When I was 15 (aka WAY TOO OLD) and at the peak of my obsession, Popsicle held a competition to win a meet-and-greet with Hanson. They printed letters on the bottom of their sticks, and to enter the competition you had to spell out HANSON with them and post it in.
To recap: each entry took six Popsicle sticks, plus however many double-up letters you got.
I entered this competition FIFTY-THREE TIMES.
At the time I had a job after school cleaning the café above Parsons Bookshop (never go there). I got paid $25 cash a fortnight (REALLY, never go there), at which point I would run to the supermarket and buy as many Popsicles as I could for $25. Then I’d sit on a bench outside and strip the iceblocks off the sticks. The delicious treats went in the bin. The sticks came home with me.
I didn’t win the competition. When I found out, I cried all morning. At school. I had to be sent out of two classes in a row.
(Years later, I found out that the girl who won was the niece of my boss at the time, and she DIDN’T EVEN LIKE HANSON THAT MUCH. If I ever meet that bitch, I’ll take her down.)
In this same period, I used to write my diary to Hanson. This sounds creepy because it was. I wrote it like I was writing them a letter. I had a lot of messy family stuff going on at the time and it made me feel better to write about it, but I never got the hang of writing without an audience (HI GUYS!). So I wrote to Hanson.
One day my mum found my diary (cunningly wedged under my mattress, as all good diaries are) and TOTALLY LOST HER MIND. To be fair, it was pretty weird of me. And all I did at the time was listen to Hanson and put up posters of Hanson and sit outside supermarkets disposing of frozen confectionery for Hanson.
She decided I was too obsessed with Hanson, and MUST BE STOPPED. So she took all of my Hanson-related paraphernalia, including my diary, and she locked it in a suitcase under the house.
How did I react to this?
A) I punched her in the face.
B) I decorated my empty walls with poems of mourning and flowers in their favourite colours, OH YES I DID.
C) I broke into the suitcase, took my diary, and POSTED IT TO HANSON.
I do not know what my thought process was, either. But I sincerely hope they never opened it. Or, if they did, that they’d sent it back. There was some good material in there.
(This may also explain why I never had a boyfriend in high school.)

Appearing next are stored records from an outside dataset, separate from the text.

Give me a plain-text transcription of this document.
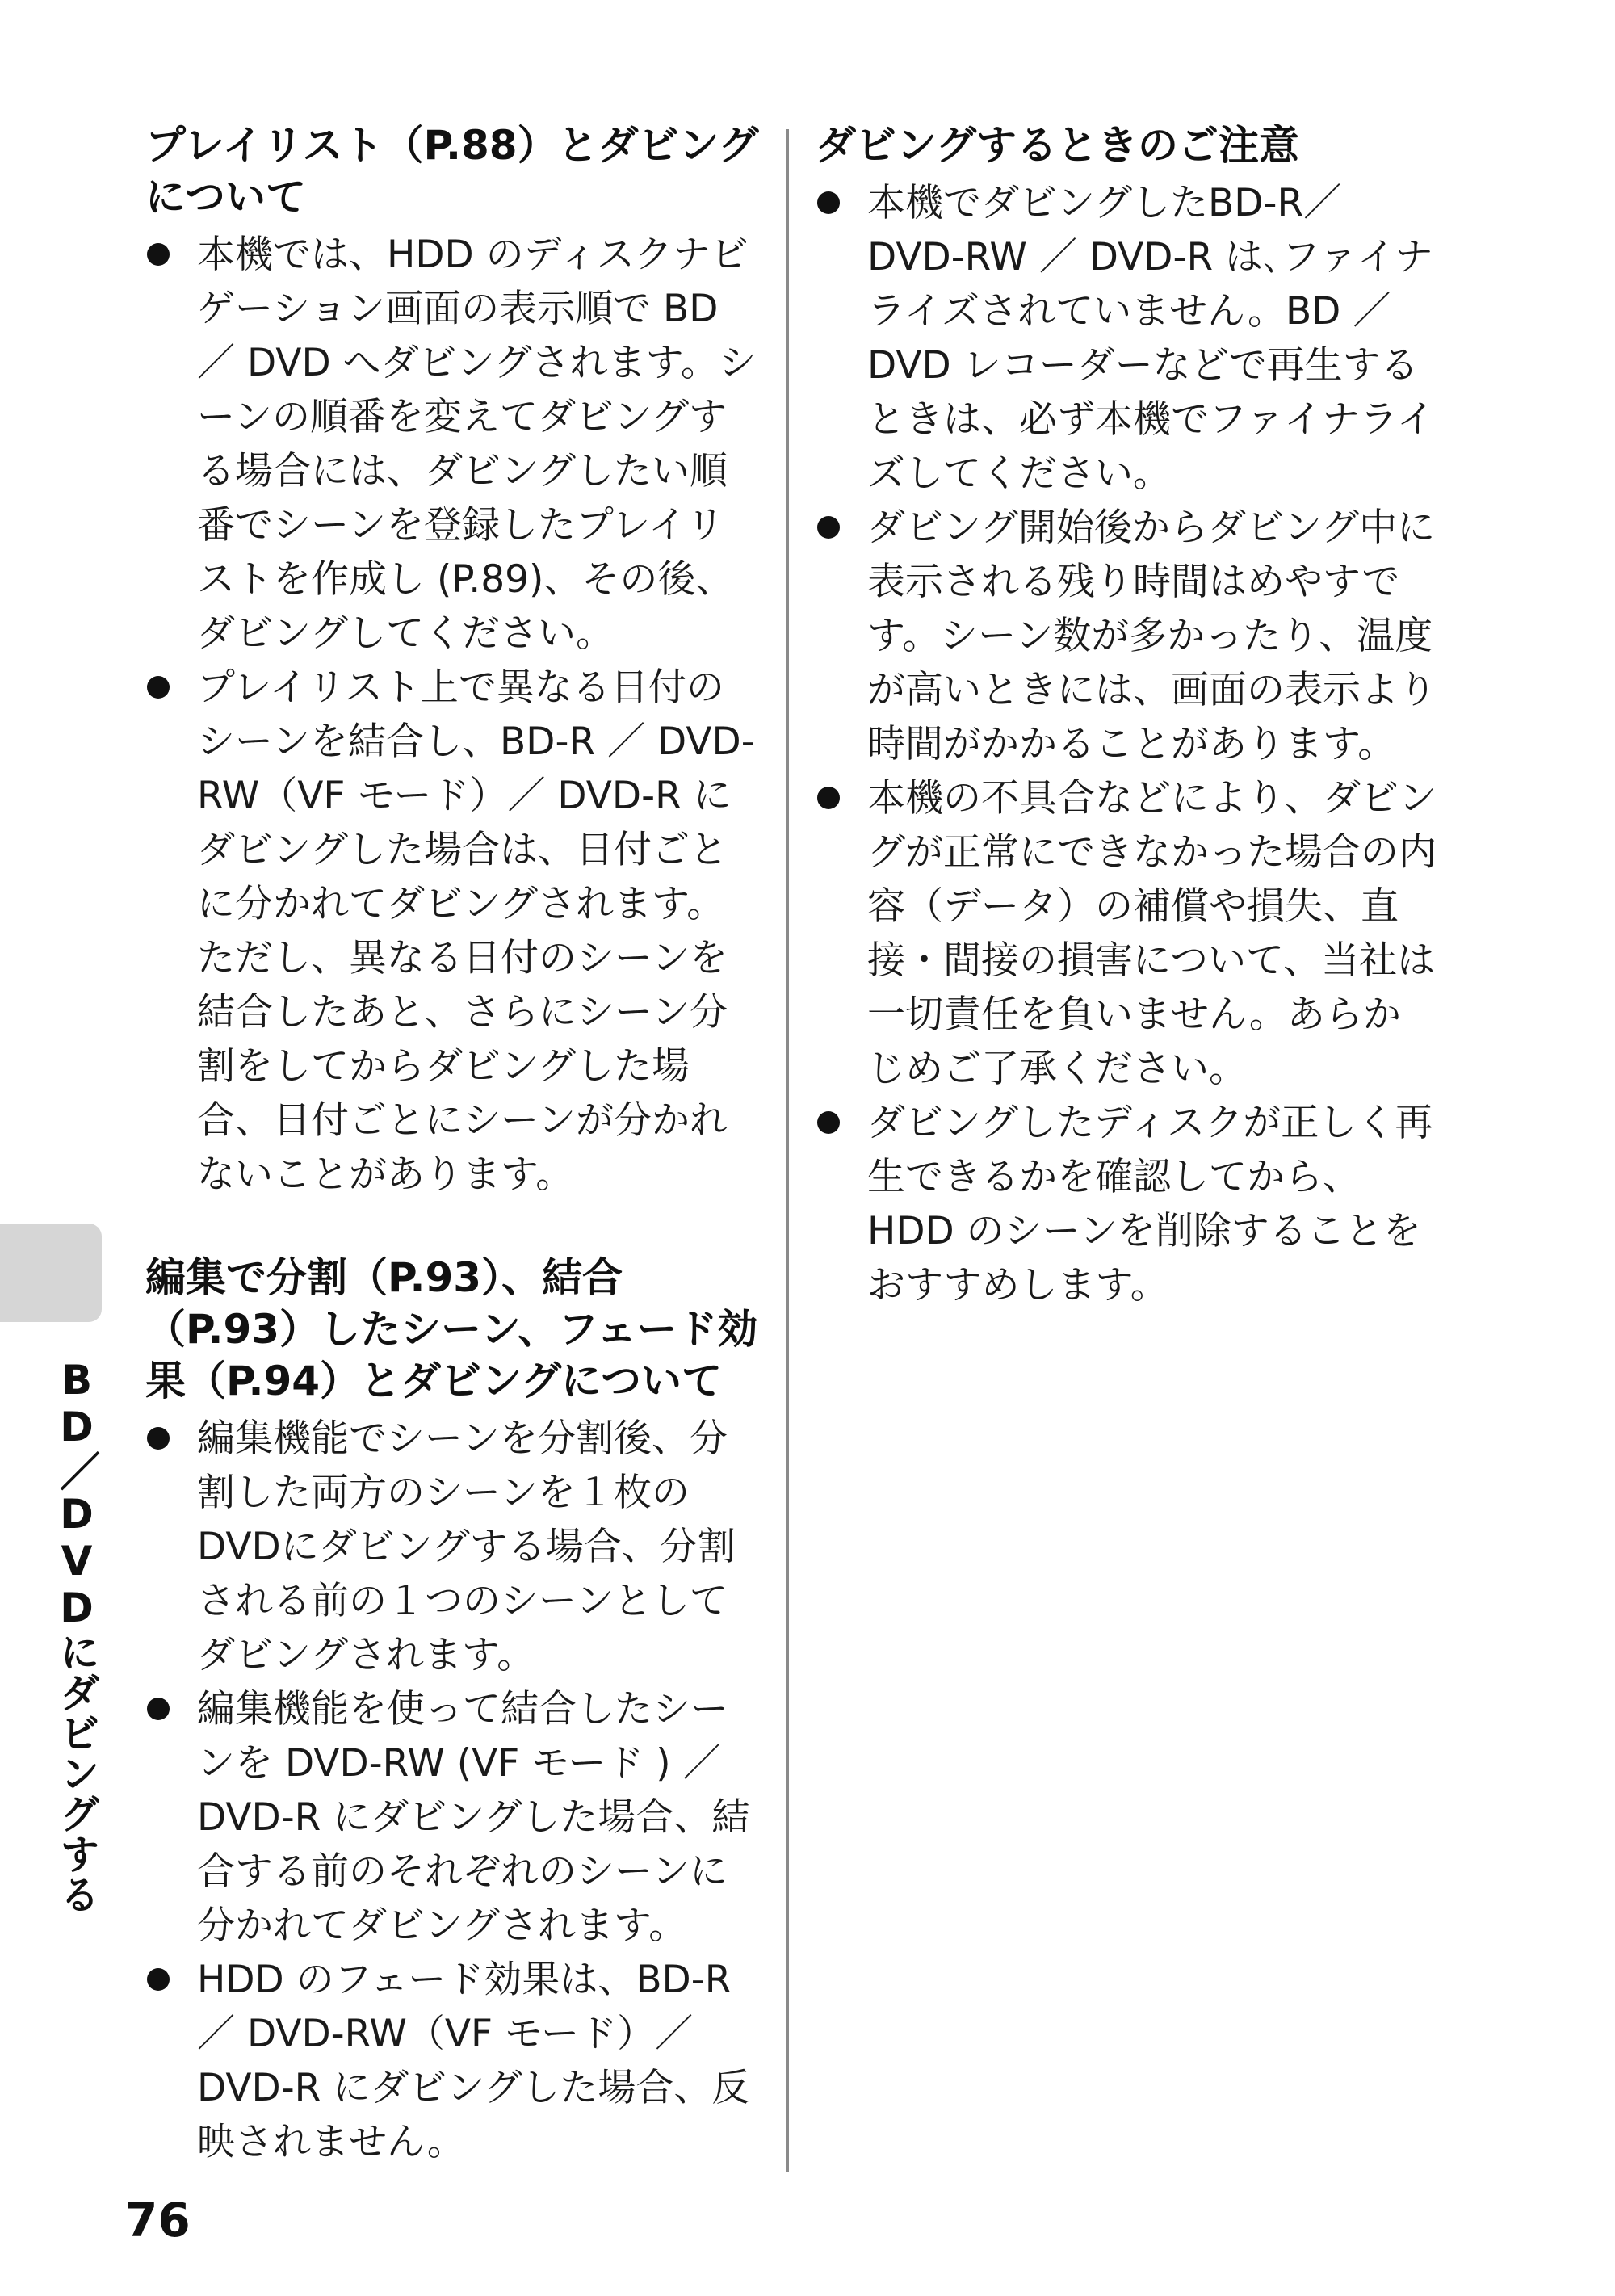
プレイリスト（P.88）とダビングについて
本機では、HDD のディスクナビゲーション画面の表示順で BD ／ DVD へダビングされます。シーンの順番を変えてダビングする場合には、ダビングしたい順番でシーンを登録したプレイリストを作成し (P.89)、その後、ダビングしてください。
プレイリスト上で異なる日付のシーンを結合し、BD-R ／ DVD-RW（VF モード）／ DVD-R にダビングした場合は、日付ごとに分かれてダビングされます。ただし、異なる日付のシーンを結合したあと、さらにシーン分割をしてからダビングした場合、日付ごとにシーンが分かれないことがあります。
編集で分割（P.93）、結合（P.93）したシーン、フェード効果（P.94）とダビングについて
編集機能でシーンを分割後、分割した両方のシーンを１枚のDVDにダビングする場合、分割される前の１つのシーンとしてダビングされます。
編集機能を使って結合したシーンを DVD-RW (VF モード ) ／ DVD-R にダビングした場合、結合する前のそれぞれのシーンに分かれてダビングされます。
HDD のフェード効果は、BD-R ／ DVD-RW（VF モード）／ DVD-R にダビングした場合、反映されません。
ダビングするときのご注意
本機でダビングしたBD-R／DVD-RW ／ DVD-R は､ファイナライズされていません。BD ／ DVD レコーダーなどで再生するときは、必ず本機でファイナライズしてください。
ダビング開始後からダビング中に表示される残り時間はめやすです。シーン数が多かったり、温度が高いときには、画面の表示より時間がかかることがあります。
本機の不具合などにより、ダビングが正常にできなかった場合の内容（データ）の補償や損失、直接・間接の損害について、当社は一切責任を負いません。あらかじめご了承ください。
ダビングしたディスクが正しく再生できるかを確認してから、HDD のシーンを削除することをおすすめします。
BD／DVDにダビングする
76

Many, many years later, when I was 21, Hanson came to Australia. I went, of course. Because I had to get a bank loan to go, by the time I got my ticket I was too late for the fanclub meet-and-greet tickets (even though I was still a member of the fanclub at the time (I’m not now, JUST TO CLARIFY)). The night of the show I met up with some online friends in Sydney and we ended up drinking at someone’s hotel room. (Yes, you guys, I have online Hanson-fan friends. There’s no other way to MAKE Hanson-fan friends.) These girls were HARDCORE and all had backstage passes. One of them had brought along her boyfriend. We got talking, and I explained why I didn’t have a pass. He said, “well, I have one, and I couldn’t care less” and then GAVE IT TO ME.
AND THEN I MET HANSON. I shook Taylor’s hand and told him he was “fucking amazing”, and Zac laughed at me.
I was very drunk. It was wonderful.Wasting all those Popsicles was totally unnecessary.
JEEZ. This is already VERY LONG, and we’ve only covered one thing! Also, I need to RETURN TO PLAYING SCRABBLE. Maybe I will retitle this blog TEENAGE KATIE WAS A CREEPER and come back later to all my other, equally weird TOPICS.
To be covered in the future:
- Why the crew of Supernatural taught me to pack snowballs
- How I ended up financing and releasing an album for a former child star
- The time I TOOK A MEETING on a script
- Other strange shit, as appropriate.
*Cartman voices, please. Kelly knows how it goes.